LEZIONE INDIMENTICABILE[1]

Stefano Lucarelli

Non mi pare che regni oggi sul Continente una vera epidemia di scioperi e una richiesta generale di aumento di salario. Fare gli scioperi è difficile; ancora più difficile è fare in modo che non risulti inutile farli: al momento opportuno qualche cittadino di indubitabile onestà tornerebbe a fare considerazioni difficile da confutare, «se una zuppiera contiene una determinata quantità di minestra, che deve essere mangiata da un determinato numero di persone, un aumento della grandezza dei cucchiai non porterebbe a un aumento della quantità della minestra». E quando la minestra inizia a scarseggiare l'onesto cittadino sosterrà che un aumento salariale potrebbe solo generare una spirale inflazionistica, poiché «i prezzi delle merci vengono determinati o regolati dai salari». Un cittadino di un'altra fazione, e di una diversa onestà, potrebbe arrabbiarsi: «Che cosa intendiamo dire quando affermiamo che i prezzi delle merci sono determinati dai salari? Poiché i salari non sono che un termine per designare il prezzo del lavoro, poiché prezzo è valore di scambio espresso in denaro, la cosa si riduce a dire che `il valore del lavoro è la misura generale del valore'». La verità è che «la resistenza periodica opposta dagli operai contro la diminuzione dei salari e gli sforzi che essi fanno di tempo in tempo per avere degli aumenti di salario sono inseparabili dal sistema del salario e dettati dal fatto stesso che il lavoro è parificato alle merci, e un rialzo generale dei salari provocherebbe una caduta del saggio generale del profitto».

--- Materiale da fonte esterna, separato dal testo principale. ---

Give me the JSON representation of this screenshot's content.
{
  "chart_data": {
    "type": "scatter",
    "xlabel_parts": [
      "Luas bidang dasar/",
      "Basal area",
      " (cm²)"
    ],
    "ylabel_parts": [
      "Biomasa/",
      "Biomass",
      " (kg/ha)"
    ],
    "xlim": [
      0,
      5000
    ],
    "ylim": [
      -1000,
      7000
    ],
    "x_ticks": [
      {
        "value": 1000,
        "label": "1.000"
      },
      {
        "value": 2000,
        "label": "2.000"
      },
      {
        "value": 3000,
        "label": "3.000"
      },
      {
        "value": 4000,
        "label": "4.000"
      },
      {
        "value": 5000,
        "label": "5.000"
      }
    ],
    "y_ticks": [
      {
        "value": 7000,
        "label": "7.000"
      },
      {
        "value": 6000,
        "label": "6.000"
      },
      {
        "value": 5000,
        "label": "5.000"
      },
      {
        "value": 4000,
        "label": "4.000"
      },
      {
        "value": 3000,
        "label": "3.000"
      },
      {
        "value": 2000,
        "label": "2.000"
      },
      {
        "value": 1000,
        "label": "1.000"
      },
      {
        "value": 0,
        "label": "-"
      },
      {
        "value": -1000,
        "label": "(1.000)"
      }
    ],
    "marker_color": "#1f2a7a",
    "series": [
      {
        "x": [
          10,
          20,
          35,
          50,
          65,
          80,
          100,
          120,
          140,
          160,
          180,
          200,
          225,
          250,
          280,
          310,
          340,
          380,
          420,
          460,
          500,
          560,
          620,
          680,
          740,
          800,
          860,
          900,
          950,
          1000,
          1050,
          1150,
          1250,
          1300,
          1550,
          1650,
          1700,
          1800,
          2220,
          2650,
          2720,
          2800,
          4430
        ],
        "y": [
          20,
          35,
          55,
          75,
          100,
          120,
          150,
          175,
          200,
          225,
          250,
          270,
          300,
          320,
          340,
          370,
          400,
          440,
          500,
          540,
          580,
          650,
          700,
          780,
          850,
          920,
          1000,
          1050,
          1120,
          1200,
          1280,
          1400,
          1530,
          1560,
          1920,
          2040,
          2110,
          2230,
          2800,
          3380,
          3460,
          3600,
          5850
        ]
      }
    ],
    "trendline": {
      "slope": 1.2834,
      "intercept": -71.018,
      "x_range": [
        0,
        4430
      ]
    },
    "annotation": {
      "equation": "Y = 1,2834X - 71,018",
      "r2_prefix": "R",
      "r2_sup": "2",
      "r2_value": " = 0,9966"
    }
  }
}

Il cittadino furente potrebbe incantare la folla, inducendo in essa il disprezzo nei confronti dell'onesto cittadino, con parole che rappresentano la summa theorica del ragionamento di uno scienziato sociale: «Il massimo del profitto è dunque limitato solamente dal minimo fisico dei salari e dal massimo fisico della giornata di lavoro. Chiaro che fra questi due limiti del saggio massimo del profitto è possibile una serie immensa di variazioni. La determinazione del suo livello reale viene decisa soltanto dalla lotta incessante tra capitale e lavoro; il capitalista cerca costantemente di ridurre i salari al loro limite fisico minimo e di estendere la giornata di lavoro al suo limite fisico massimo, mentre l'operaio esercita costantemente una pressione in senso opposto».

Qui si tratta di incitazione alla lotta di classe bella e buona, tuttavia il nostro caro arringatore ci riserva ancora dei consigli: non bisogna «lasciarsi assorbire esclusivamente da questa inevitabile guerriglia, che scaturisce incessantemente dagli attacchi continui del capitale o dai mutamenti del mercato» occorre invece «comprendere che il sistema attuale, con tutte le miserie che accumula sulla classe operaia, genera nello stesso tempo le condizioni materiali e le forme sociali necessarie per una ricostruzione economica della società».

Sono abbastanza convinto che questi insegnamenti fuori moda siano ancora utili e che possano essere sostenuti senza portare alla lotta armata: 1) un aumento generale del livello dei salari provoca una caduta generale del saggio generale del profitto, ma non toccherebbe, in linea di massima, i prezzi delle merci. 2) La tendenza generale della produzione capitalistica non è di elevare il salario normale medio, ma di ridurlo. 3) Le organizzazioni dei lavoratori dovrebbero servirsi della loro forza organizzata come una leva per la liberazione definitiva da questo lavoro salariato. Credo anche valgano specialmente per la worker class statunitense e cinese. Salari, prezzi, profitto, discorso pronunciato da Karl Marx nel 1865, non ha mai avuto molto successo negli Stati Uniti, come in Cina, per motivi storicamente molto diversi, ma per strategie politiche compatibili: sostenere il proprio saggio di profitto a scapito dei salari di tutti gli altri.

NOTE


[1] Estratto da: “il manifesto” del 17 giugno 2005 – Rubrica: “Nel nome di Caffè”.